The term “stranger than fiction” gets bandied around so often in reference to documentaries about human subjects that it’s lost all meaning. And besides, fiction isn’t all that strange anymore, is it? Or rather, its become SO strange (Dr. Strange, perhaps) that the collective big budget output of Hollywood resembles nothing so much as stack of very-well-thumbed comic books whose plotlines are as outlandish as they are predictable.

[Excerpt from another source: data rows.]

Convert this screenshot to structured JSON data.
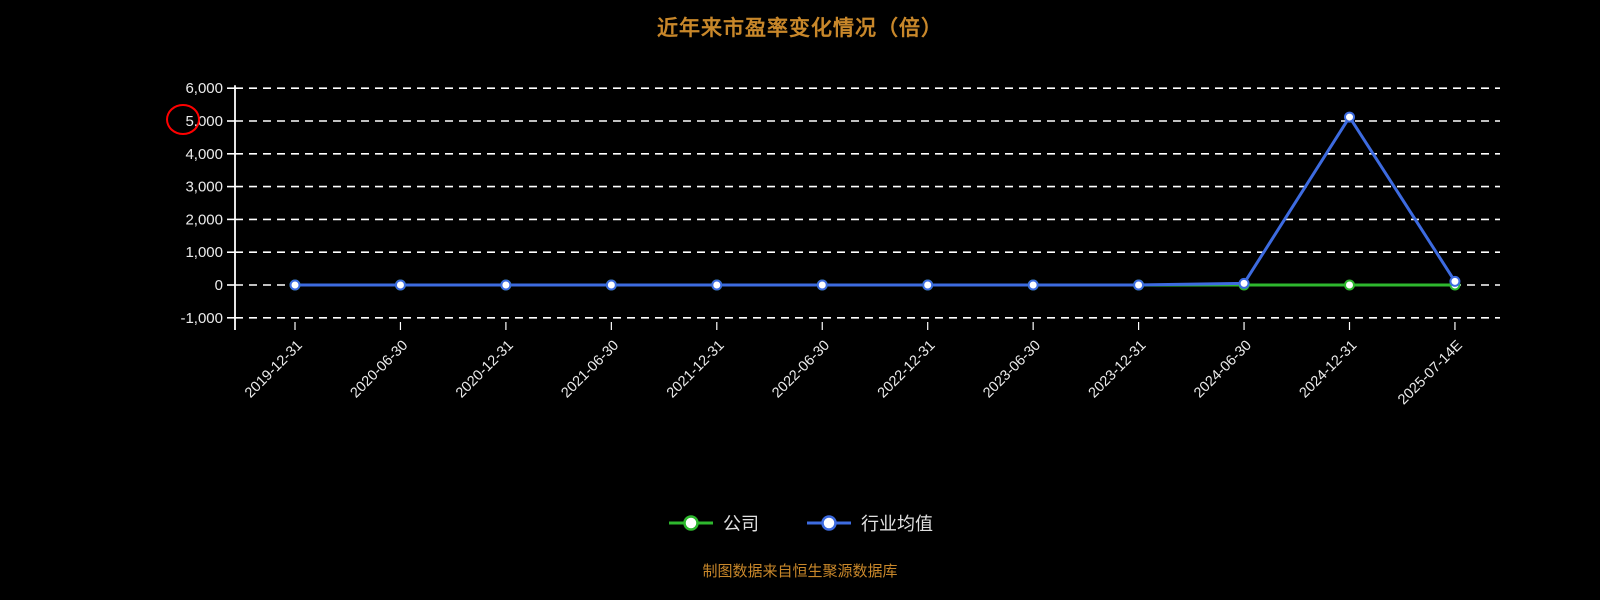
{
  "chart": {
    "title": "近年来市盈率变化情况（倍）",
    "source_note": "制图数据来自恒生聚源数据库",
    "colors": {
      "background": "#000000",
      "grid": "#ffffff",
      "axis_label": "#ebebeb",
      "title": "#c8872a",
      "source_note_color": "#c8872a",
      "company": "#2eb82e",
      "industry": "#3d6be0",
      "marker_fill": "#ffffff",
      "annotation": "#ff0000"
    },
    "annotation": {
      "shape": "ellipse",
      "color": "#ff0000",
      "near": "y-axis label 5,000"
    }
  },
  "chart_data": {
    "type": "line",
    "title": "近年来市盈率变化情况（倍）",
    "categories": [
      "2019-12-31",
      "2020-06-30",
      "2020-12-31",
      "2021-06-30",
      "2021-12-31",
      "2022-06-30",
      "2022-12-31",
      "2023-06-30",
      "2023-12-31",
      "2024-06-30",
      "2024-12-31",
      "2025-07-14E"
    ],
    "series": [
      {
        "name": "公司",
        "values": [
          0,
          0,
          0,
          0,
          0,
          0,
          0,
          0,
          0,
          0,
          0,
          0
        ]
      },
      {
        "name": "行业均值",
        "values": [
          0,
          0,
          0,
          0,
          0,
          0,
          0,
          0,
          0,
          50,
          5120,
          110
        ]
      }
    ],
    "ylim": [
      -1000,
      6000
    ],
    "y_ticks": [
      6000,
      5000,
      4000,
      3000,
      2000,
      1000,
      0,
      -1000
    ],
    "y_tick_labels": [
      "6,000",
      "5,000",
      "4,000",
      "3,000",
      "2,000",
      "1,000",
      "0",
      "-1,000"
    ],
    "grid": "horizontal dashed",
    "legend_position": "bottom",
    "values_note": "Near-zero values estimated from gridlines; chart resolution is approximately ±100."
  }
}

So when I say “Tickled”, a documentary that begins by threatening to explore the world of competitive tickling before pursuing a much more sinister tale of corruption, is “stranger than fiction”, I mean much, much stranger. Maybe this is to the movie’s detriment as much as its credit, because it is difficult to reckon which part of the film is supposed to be its focus. Not on the inherently outré topic of tickling fetishists, an odd but probably mostly harmless fixation for most of those who endure it. Nor does “Tickled” find much to say, ultimately, about the worldwide web of exploitation and abuse of power that it uncovers, except that its, you know, bad.
But that isn’t a criticism, at least not a negative one, because I, for one, was absolutely rapt for the whole length of “Tickled”. Like “Catfish”, “Cropsey”, or “Resurrect Dead”, all films in which the documentary filmmakers pursue some question down the rabbit hole, the fun (if you can call it that) of “Tickled” is in giving yourself over to a slowly blooming dread. And certainly “Tickled” is at its best when it gives you the feeling that you’re being led inexorably towards some horrible revelation, something you’re not sure you want to know, but you’re sure you have to know.
Also like those films, the documentary filmmakers appear on-screen, and like any good noir detective, find themselves inextricably intertwined with the mystery they’re attempting to solve. In fact, our filmmakers made the film under the constant threat of lawsuit, and so their presence in the film is probably forgivable. And the profound strangeness of the “solution” to the film’s “mystery” goes a long way towards making the film’s faults forgivable. One of those faults may be a fault of creation, not exclusive to the film: once the mystery is solved, there’s not much that the filmmakers, or we, can do about it besides gawp at the sheer strangeness, and maybe even evil, of what they’ve found.
I’m trying to tell you how I feel about a film that made me feel very weird, without letting on what happens in the film. I’m not sure I’ve been successful at that. But I do have to make clear that this review should count as a recommendation without reservation. It’s a wild, flawed, utterly arresting piece of research and – whatever its flaws – is as suspenseful, scary and downright, well, strange.